Die Fahne hoch
We sat silent for a few moments. Ernst was crooning to the parrot:
Die Reihen fest geschlossen …’
‘The Pier Head,’ she said, ‘… coming off the ferry late at night, and scrambling for a No. 9 tram at the top.’
‘The water,’ I said. ‘The noise of the water right underneath, and the pier lifting up and down with the waves.’
‘Heil Hitler!’ Ernst said. ‘Heil Hitler, Dummkopf! Heil Hitler!’
‘The folk …’ Jinny said. ‘There was nothing like a Saturday night for getting to know folk. Eh, love, it’s a long time ago!’
‘We’re going back there in a week,’ I pointed out. ‘Isaak is there now.’
‘Places change as well as people.’ She looked at the little diamond-set gold watch on her wrist. ‘We’ll never get back if we don’t get a move on. Ernst, leave that damned parrot alone, and let’s get back to the car.’

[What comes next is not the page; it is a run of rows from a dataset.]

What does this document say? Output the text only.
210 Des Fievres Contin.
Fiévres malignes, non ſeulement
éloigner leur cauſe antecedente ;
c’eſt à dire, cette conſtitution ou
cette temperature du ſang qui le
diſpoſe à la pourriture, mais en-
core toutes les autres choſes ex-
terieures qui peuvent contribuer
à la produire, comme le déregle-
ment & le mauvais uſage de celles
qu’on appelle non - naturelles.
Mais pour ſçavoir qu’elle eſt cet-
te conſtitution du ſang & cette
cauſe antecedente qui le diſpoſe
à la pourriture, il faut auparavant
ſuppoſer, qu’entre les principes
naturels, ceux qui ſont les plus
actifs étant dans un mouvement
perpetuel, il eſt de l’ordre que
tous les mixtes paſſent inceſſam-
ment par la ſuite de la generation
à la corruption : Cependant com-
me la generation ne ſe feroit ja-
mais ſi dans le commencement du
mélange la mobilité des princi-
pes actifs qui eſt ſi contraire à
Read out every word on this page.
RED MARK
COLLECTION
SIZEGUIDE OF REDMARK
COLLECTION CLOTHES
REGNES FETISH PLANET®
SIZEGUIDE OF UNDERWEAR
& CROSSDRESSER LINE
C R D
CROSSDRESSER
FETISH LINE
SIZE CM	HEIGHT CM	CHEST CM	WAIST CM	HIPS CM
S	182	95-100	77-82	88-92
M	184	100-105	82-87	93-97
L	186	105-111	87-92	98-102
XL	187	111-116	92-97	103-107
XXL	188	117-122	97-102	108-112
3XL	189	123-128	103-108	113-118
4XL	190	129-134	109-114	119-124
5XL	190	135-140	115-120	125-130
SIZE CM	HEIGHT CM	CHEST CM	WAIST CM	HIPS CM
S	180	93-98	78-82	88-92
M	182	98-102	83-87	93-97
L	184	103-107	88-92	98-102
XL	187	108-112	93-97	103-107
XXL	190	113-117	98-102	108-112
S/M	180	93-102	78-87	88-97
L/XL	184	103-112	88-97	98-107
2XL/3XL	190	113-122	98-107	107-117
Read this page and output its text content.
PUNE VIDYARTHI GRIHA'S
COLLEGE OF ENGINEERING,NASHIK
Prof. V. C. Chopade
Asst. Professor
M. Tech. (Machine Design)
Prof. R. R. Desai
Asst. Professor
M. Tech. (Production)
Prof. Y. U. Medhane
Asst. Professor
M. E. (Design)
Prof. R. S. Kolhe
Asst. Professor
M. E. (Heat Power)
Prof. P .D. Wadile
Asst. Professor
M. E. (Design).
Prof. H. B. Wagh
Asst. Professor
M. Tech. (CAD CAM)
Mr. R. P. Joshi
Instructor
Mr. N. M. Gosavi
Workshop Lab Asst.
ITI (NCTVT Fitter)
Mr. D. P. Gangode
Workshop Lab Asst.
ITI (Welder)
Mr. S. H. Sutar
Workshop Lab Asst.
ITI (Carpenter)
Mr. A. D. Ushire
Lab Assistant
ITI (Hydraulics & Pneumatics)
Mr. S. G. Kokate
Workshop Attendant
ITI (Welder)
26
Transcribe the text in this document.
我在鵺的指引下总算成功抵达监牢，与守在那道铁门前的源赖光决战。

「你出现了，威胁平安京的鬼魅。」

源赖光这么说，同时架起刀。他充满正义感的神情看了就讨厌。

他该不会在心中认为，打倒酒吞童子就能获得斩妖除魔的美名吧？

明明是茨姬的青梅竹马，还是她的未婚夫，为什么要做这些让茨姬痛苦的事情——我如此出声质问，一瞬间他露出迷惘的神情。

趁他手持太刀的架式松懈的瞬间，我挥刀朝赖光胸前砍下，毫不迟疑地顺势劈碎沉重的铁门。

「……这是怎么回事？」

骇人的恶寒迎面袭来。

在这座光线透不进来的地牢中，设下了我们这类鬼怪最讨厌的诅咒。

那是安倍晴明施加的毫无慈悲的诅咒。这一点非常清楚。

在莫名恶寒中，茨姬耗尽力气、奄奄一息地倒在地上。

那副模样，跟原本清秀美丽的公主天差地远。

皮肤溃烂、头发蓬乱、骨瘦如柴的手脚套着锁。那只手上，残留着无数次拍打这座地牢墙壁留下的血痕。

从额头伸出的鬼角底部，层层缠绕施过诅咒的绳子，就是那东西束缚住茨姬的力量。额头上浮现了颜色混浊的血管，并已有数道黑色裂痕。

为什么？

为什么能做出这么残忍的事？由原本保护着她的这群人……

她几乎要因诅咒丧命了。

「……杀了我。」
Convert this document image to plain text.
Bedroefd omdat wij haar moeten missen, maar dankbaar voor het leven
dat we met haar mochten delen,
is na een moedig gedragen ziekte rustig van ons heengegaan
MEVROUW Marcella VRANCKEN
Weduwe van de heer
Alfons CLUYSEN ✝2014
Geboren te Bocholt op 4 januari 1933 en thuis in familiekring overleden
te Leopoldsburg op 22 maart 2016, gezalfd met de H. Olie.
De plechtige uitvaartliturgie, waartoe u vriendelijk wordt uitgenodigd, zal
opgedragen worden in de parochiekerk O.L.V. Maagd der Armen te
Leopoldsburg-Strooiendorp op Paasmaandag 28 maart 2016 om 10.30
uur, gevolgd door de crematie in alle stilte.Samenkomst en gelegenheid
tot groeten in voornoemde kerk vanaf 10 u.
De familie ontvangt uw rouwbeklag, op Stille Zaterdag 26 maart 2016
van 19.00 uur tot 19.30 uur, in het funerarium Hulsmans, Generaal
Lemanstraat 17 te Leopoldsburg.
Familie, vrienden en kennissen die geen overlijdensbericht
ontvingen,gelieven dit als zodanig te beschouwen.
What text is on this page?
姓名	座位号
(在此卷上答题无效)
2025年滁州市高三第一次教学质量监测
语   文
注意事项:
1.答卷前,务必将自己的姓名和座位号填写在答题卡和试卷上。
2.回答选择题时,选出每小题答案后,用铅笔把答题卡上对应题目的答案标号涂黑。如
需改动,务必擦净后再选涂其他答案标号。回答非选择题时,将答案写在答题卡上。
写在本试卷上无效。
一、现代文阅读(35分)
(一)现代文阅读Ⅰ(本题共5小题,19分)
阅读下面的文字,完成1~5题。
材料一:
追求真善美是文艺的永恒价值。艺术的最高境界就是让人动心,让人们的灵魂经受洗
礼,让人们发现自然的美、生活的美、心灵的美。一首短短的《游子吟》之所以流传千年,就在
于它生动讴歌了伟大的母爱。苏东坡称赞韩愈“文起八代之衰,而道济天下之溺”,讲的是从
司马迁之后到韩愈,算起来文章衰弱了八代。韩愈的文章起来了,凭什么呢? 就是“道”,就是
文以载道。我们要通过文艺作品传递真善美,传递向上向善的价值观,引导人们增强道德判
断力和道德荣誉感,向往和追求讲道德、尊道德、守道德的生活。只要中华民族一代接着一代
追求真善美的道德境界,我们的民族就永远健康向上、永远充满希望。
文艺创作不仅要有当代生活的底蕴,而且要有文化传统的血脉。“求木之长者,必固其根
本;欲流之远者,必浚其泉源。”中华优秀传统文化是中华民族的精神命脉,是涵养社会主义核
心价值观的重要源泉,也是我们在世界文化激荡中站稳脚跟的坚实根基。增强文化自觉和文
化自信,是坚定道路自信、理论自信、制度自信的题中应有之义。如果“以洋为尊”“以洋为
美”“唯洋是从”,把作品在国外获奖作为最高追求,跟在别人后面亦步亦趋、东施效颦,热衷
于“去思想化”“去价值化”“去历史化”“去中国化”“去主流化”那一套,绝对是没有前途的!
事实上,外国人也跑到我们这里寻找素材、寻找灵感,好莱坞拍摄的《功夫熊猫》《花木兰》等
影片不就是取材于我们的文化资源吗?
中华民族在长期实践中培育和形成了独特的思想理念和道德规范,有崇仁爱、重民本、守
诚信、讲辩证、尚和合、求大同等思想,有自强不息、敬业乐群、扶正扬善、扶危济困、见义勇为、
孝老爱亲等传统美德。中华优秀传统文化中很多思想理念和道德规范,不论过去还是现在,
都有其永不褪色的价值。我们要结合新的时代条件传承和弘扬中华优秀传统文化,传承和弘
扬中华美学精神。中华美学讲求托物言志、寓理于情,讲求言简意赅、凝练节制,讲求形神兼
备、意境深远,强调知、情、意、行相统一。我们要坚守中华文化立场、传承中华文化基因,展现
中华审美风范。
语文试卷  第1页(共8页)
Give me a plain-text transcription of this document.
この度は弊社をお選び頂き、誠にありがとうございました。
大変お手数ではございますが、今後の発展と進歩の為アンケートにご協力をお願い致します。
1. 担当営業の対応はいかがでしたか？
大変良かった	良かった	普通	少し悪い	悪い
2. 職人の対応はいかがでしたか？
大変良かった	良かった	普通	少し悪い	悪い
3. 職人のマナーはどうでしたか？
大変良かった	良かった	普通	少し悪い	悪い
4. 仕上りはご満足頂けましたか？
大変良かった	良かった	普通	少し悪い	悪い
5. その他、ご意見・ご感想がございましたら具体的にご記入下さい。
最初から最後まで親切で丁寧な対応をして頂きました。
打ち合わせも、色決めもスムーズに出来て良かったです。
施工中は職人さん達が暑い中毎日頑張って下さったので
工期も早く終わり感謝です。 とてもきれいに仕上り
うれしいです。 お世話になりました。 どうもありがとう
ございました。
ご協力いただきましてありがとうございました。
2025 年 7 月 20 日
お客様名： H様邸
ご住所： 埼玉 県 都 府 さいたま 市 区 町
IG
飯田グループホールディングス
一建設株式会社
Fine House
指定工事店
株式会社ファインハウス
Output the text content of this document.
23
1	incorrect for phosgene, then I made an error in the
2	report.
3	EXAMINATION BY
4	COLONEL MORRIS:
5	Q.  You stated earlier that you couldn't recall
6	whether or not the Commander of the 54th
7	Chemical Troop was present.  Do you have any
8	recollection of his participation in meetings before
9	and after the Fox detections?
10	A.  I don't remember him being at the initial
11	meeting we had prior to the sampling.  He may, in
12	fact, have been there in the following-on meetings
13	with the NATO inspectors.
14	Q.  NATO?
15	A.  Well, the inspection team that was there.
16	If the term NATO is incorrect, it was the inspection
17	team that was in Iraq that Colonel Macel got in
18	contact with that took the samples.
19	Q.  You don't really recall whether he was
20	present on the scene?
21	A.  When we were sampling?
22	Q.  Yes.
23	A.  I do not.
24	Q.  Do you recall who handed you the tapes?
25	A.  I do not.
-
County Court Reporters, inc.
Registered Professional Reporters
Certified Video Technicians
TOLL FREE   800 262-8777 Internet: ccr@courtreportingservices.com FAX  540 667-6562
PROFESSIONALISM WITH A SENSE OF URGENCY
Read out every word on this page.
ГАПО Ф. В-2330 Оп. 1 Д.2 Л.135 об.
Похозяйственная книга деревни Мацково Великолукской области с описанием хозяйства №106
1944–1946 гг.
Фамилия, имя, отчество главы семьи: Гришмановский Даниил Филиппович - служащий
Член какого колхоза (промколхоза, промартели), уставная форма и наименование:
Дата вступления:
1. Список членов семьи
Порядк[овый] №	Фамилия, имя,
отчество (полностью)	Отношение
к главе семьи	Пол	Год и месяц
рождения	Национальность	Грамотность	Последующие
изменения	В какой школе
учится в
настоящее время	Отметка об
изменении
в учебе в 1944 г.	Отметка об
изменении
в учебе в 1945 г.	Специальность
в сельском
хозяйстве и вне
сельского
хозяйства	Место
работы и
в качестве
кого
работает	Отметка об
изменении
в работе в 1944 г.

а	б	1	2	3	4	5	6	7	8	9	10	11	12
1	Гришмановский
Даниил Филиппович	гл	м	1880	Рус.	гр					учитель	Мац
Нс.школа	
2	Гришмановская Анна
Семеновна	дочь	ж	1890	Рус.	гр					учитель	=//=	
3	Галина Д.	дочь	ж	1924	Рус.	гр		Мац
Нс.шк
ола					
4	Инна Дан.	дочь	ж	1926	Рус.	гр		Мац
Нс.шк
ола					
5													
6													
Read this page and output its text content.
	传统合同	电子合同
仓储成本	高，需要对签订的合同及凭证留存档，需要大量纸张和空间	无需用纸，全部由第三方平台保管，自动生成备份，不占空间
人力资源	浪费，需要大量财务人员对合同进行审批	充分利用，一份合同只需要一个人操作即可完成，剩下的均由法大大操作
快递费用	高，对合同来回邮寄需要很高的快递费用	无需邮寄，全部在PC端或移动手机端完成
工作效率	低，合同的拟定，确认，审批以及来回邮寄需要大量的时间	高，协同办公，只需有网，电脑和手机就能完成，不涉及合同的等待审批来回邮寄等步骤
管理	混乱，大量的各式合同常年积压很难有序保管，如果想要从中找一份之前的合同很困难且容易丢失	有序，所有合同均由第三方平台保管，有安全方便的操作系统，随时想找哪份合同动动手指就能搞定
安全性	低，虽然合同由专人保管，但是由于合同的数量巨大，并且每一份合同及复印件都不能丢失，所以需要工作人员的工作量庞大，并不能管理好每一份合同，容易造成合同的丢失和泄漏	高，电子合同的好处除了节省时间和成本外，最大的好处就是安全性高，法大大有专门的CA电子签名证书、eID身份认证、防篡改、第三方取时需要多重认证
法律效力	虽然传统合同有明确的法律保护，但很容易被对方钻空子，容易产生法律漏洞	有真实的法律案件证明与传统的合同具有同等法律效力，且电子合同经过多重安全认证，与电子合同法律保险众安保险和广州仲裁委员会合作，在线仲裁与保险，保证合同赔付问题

‘Heil Strasser!’ Ernst, retreating, called to the parrot. ‘Heil Goering! Heil Roehm!’
‘Patrick is here already,’ Dadda said when we got back to the house. ‘He has gone up to his room.’
‘He’s early,’ Jinny said. ‘I’ll go and see Hannah about the dinner.’
‘Was it good?’ Dadda asked me.
‘Magnificent,’ I said.
‘Perhaps we will stop on the way back, and see the London Zoo. That is very good.’
‘When did you go there?’ I asked curiously.